Sometimes a couple of female patients from Walbrook ward would visit Dowgate, looking for company. Walbrook was the female long stay ward. Patients on these wards were usually there for life. This changed when it was announced that the hospital was to close. Like Dowgate any patient squabbles were usually about cigarettes. Two of the patients on Walbrook were blind, but quite talkative. Like Dowgate most of the patients attended industrial or occupational therapy and sometimes there was talk of who was working and who wasn’t. The wards were usually fairly quiet patients would watch television when not at therapy. I doubt if the so-called sane members of society would be so well behaved under the same circumstances their behaviour would probably soon degenerate.
There was a tradition of nurses emigrating from Ireland to work at Stone House. I remember one day a few of the female nurses singing Irish songs in the hall, they had beautiful voices. Not all nurses were from Ireland, some were from India, China, Malaysia and Mauritius. Some of course were English. The staff were multi-racial and none the worse for it. In the hospital there was little of the bigotry and blame culture that exists in the community. Patients and staff were too busy to indulge in petty prejudice; racism and homophobia were almost unheard of. When the hospital closed, wards were merged as patients were found homes in the community.

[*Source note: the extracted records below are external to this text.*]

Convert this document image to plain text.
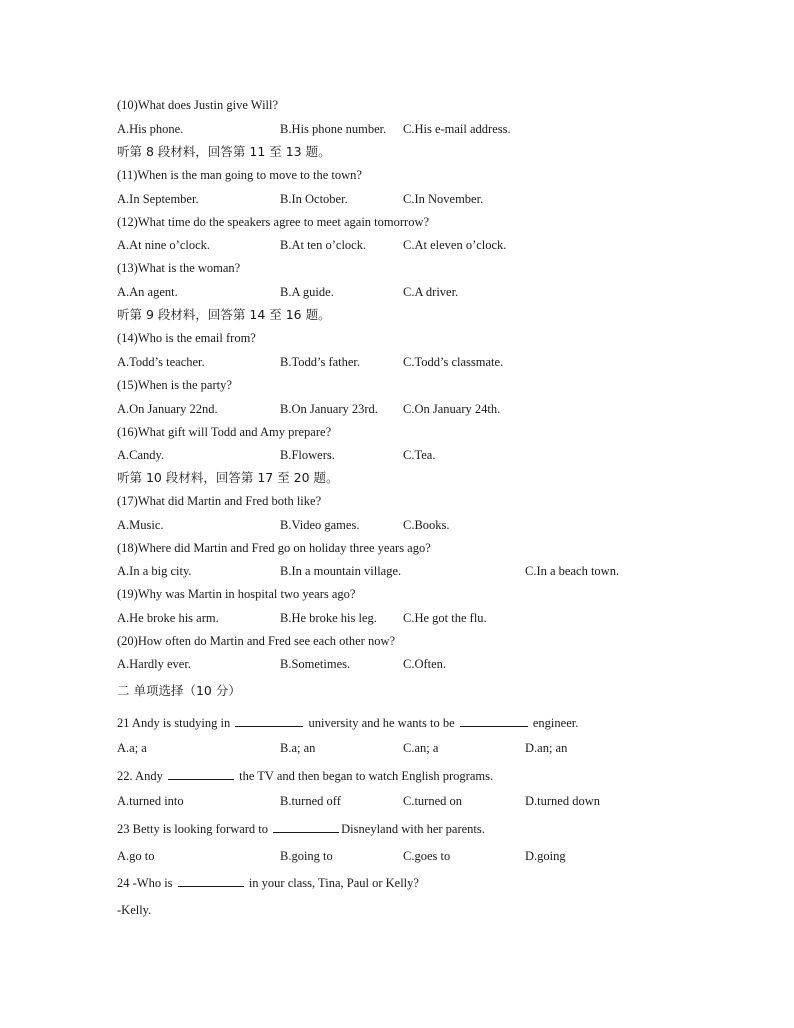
(10)What does Justin give Will?
A.His phone.	B.His phone number. C.His e-mail address.
听第 8 段材料，回答第 11 至 13 题。
(11)When is the man going to move to the town?
A.In September.	B.In October.	C.In November.
(12)What time do the speakers agree to meet again tomorrow?
A.At nine o’clock.	B.At ten o’clock.	C.At eleven o’clock.
(13)What is the woman?
A.An agent.	B.A guide.	C.A driver.
听第 9 段材料，回答第 14 至 16 题。
(14)Who is the email from?
A.Todd’s teacher.	B.Todd’s father.	C.Todd’s classmate.
(15)When is the party?
A.On January 22nd.	B.On January 23rd. C.On January 24th.
(16)What gift will Todd and Amy prepare?
A.Candy.	B.Flowers.	C.Tea.
听第 10 段材料，回答第 17 至 20 题。
(17)What did Martin and Fred both like?
A.Music.	B.Video games.	C.Books.
(18)Where did Martin and Fred go on holiday three years ago?
A.In a big city.	B.In a mountain village.	C.In a beach town.
(19)Why was Martin in hospital two years ago?
A.He broke his arm.	B.He broke his leg. C.He got the flu.
(20)How often do Martin and Fred see each other now?
A.Hardly ever.	B.Sometimes.	C.Often.
二 单项选择（10 分）
21 Andy is studying in	university and he wants to be	engineer.
A.a; a	B.a; an	C.an; a	D.an; an
22. Andy	the TV and then began to watch English programs.
A.turned into	B.turned off	C.turned on	D.turned down
23 Betty is looking forward to	Disneyland with her parents.
A.go to	B.going to	C.goes to	D.going
24 -Who is	in your class, Tina, Paul or Kelly?
-Kelly.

In the old hospitals the days were long, patients were woken at seven in the morning, and though the patients slept in crowded dormitories, had little money, and had to take medication that often did them no good, they had a roof over their head and three square meals a day. Patients since the closures are more likely to end up sleeping in a doorway on the street, where they will probably fall in with beer drinkers and drug users and the same is true for those who manage to find a place in a hostel, a bed-sit or accommodation in social housing. In either case they may be obliged to take medication which only undermines their resolve. Without the old hospitals patients can seldom recover from manic or psychotic episodes on the ward and the seriously mentally ill that need long term nursing are more likely to be subject to neglect. It is to society’s shame that better provision has not been made for the mentally ill who later in life will usually also suffer from physical illness. While society prefers to pay football and celebrity culture, financiers and the captains of industry astronomical wages to name but a few of its unnecessary expenses, the mentally ill will suffer, causing resentment and distress throughout society.
I decided to write a memoir, ‘The Road to the Asylum’, first for my estranged son and then when family relationships became further strained, and the book started to take on board wider issues I started to see it as a way of raising awareness of the plight of the psychiatric patient with particular regard to the dual diagnosis patient. The book also examines the relationship between the creative world and the patient as I got to know Terry, David Bowie’s stepbrother, who had a great formative influence over David Bowie. Parallels between David Bowie and Terry with Andre Breton and Leona D and Samuel Beckett and Dr Thompson appeared reinforcing the theory that the mentally ill have played a greater part in the history of contemporary art than is generally acknowledged.